Başka bir karşı argüman, ateşli silahların suç işleme amacıyla kullanılabilecek olmalarından dolayı potansiyel bir tehlike arz ettikleri ve bu yüzden yasaklanmaları gerektiği yönündedir. Fakat belli bir nesnenin doğru bir amacın yanı sıra suç işlemek için de kullanılma potansiyelinin de olması, insanları o nesnenin kullanımıyla elde ettikleri, ahlaki anlamda da doğru olan daha büyük faydalardan mahrum bırakmak için bir gerekçe olamaz. Diğer taraftan ateşli bir silah suç işlemek için kullanılabilecek tek alet değildir. Örneğin bir bıçak, tornavida ya da kırık bir cam bardak da suç işlemek için kullanılabilir. Bu durumda bıçakları, tornavidaları ve cam bardakları da suç işlemek için kullanılabilecek olmaları gerekçesiyle yasaklamalı ve insanlara artık yiyecekleri kesmek, vidaları söküp takmak ve içecek içmek için hiçbir şekilde suç işlemek amacıyla kullanılamayacak yeni nesneler bulmalarını ya da bunları artık tamamen el yordamıyla yapmalarını mı söylemeliyiz? Herhangi bir nesnenin bir suç aleti olarak kullanılabilme potansiyelinin bulunmasından hareketle o nesnenin insanlara genel olarak sağladığı büyük bir faydayı göz ardı edip o nesneyi yasaklamak hiç makul bir tutum değildir. Bu mantıkla hareket ettiğimizde temelde insanlara büyük bir genel fayda sağlayan ve gündelik hayatı ciddi şekilde kolaylaştıran pek çok nesneyi yasaklamamız gerekir.

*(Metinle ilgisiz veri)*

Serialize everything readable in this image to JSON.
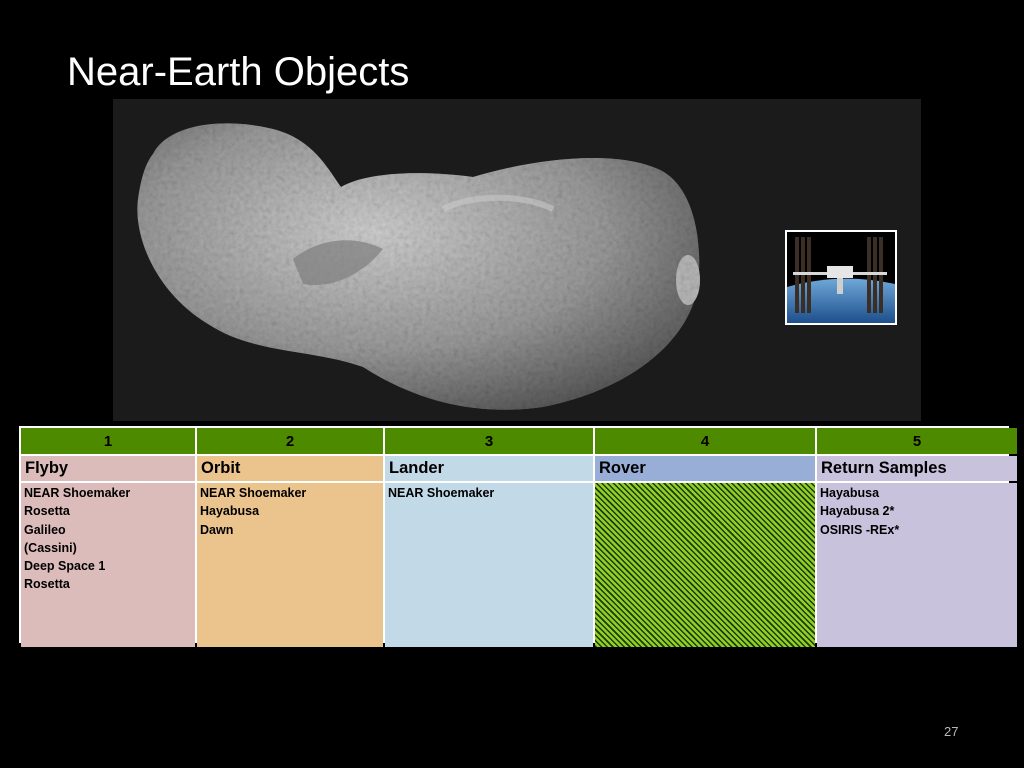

Son olarak bireysel silahlanma hakkı sivil halkı despotik rejimlerin ortaya çıkması olasılığından korumakta, insanlara hakları devlet tarafından ihlal edildiğinde devlete direnebilme ve devletin üzerinde baskı yaratarak devleti insanların haklarına saygı göstermeye zorlayabilme imkânı tanımaktadır. Silah kullanma yetkisi tamamen devletin eline verilirse devlet sahip olduğu bu yetkiyi vatandaşların haklarını ellerinden almak ve onları istemedikleri şeyleri yapmaya zorlamak için de kullanabilecektir ve böyle bir durumda halk, totaliter politikalar uygulayan ve haklarını ihlal eden devlete karşı tamamen savunmasız kalacaklardır. Bireysel silahlanma suçlulardan korunmanın yanı sıra devletin totaliterleşmesi ve vatandaşların haklarını ihlal etmesi tehlikesinden korunmak için de gereklidir. Halkın silahlı olduğunu, hukuksuz uygulamalar ve hak ihlalleri durumunda halkın buna silahlarla karşılık verebileceğini bilen bir devlet, hukukî sınırlarını aşmamak ve halkın haklarını korumak konusunda çok daha dikkatli olacaktır.

Yorumlar

  1. "Herkesin ateşli silahlara rahat bir şekilde erişebildiği ve herkesin silahının olduğu bir durumda ateşli bir silahla suç işleme amacı taşıyan bir kişi her ne kadar silahlara daha kolay ulaşabilecek olsa da bu kişi artık tüm insanlarda ateşli silah bulunduğunu ve dolayısıyla ateşli bir silahla suç işlemeye kalkışması durumunda diğer insanların da kendisine silahla karşılık vereceğini ve büyük ihtimalle öleceğini bileceği için ateşli bir silahla suç işlemek konusunda çok daha az cesur olacaktır."

    Bunun böyle olacağına gerçekten inanıyor musun? İnsan beyni tamamen rasyonel kararlar veren bir yapıda değildir. İnsanlar çeşidine göre yarı maymun ve maymunsu özellikler gösterir. İşte liberalizm fikri her daim rasyonalite karşısında tökezleyecektir. Bu yüzdendir ki insan ve aşırı özgürlüğün olduğu yerde anarşizim akabinde kaos doğmuştur. Bireysel silaha sahip olma hakkı tıpkı çepte bir paket şekerin durmasına benzer. O paket bitene kadar insanın beyni şekeri düşünür (yarı maymunuz unutma). Ancak o paketi oraya koymamak ve şekerin bitmesi ona ilgiyi bitirecektir. Sizin bireysel silahlanmayı savunmada yaptığınız hata budur. Bireysel silahlanma demek ölüm makinasını meşru hale getirmek ve onu kullanma fikrinide tetiklemek demektir.